= Miguel Pisco =

Portuguese football executive

Miguel Pisco is the Chairman of Grupo Desportivo Estoril Praia (Estoril-Praia), a Portuguese football club, located near Lisbon.

Pisco was the President of the General Assembly of Estoril-Praia from 1987 to 1988, later a member of the Board of Directors, and became Chairman in 1990. During his time as Chairman the club was promoted for two consecutive years, reaching the Portuguese First Division in 1991. In 1992, when the club was 5th place in the Portuguese First Division, he stepped down and was replaced as Chairman by Filipe Soares Franco, who later became the President of Sporting Clube de Portugal.

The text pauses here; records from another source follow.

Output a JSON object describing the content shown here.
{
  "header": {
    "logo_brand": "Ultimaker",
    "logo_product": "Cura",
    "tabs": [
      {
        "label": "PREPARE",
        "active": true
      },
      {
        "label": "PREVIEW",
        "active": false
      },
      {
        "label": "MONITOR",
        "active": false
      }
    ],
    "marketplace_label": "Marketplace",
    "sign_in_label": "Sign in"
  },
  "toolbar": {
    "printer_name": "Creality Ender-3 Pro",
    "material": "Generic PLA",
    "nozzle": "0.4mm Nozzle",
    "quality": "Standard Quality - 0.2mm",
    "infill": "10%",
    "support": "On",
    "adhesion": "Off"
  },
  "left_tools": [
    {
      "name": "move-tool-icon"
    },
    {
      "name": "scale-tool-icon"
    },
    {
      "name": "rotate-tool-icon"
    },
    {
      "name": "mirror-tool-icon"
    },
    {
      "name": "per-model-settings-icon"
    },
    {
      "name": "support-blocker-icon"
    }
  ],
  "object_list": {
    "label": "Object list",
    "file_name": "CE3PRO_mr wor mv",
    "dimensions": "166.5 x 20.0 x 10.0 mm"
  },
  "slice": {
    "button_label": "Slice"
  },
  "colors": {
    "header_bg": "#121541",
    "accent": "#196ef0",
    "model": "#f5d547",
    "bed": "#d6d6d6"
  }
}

When Pisco left Estoril-Praia, the team included footballers such as Portuguese internationals Hélder Cristóvão and Paulinho, Bulgarian international Stoycho Mladenov, Moroccan international Aziz Bouderbala and Bolivian international Erwin Sanchez.

The club was relegated in 2004, but when it returned to the Portuguese First Division Pisco returned as elected Chairman with 79% of votes. He is now the President of the Fausto Figueiredo Foundation for the promotion of sport, an organization closely associated with Estoril-Praia.

From 1993 to 1995, Pisco was the President of Associacao dos Bombeiros Voluntarios dos Estoris (ABVE), the largest Association in the Cascais Municipality.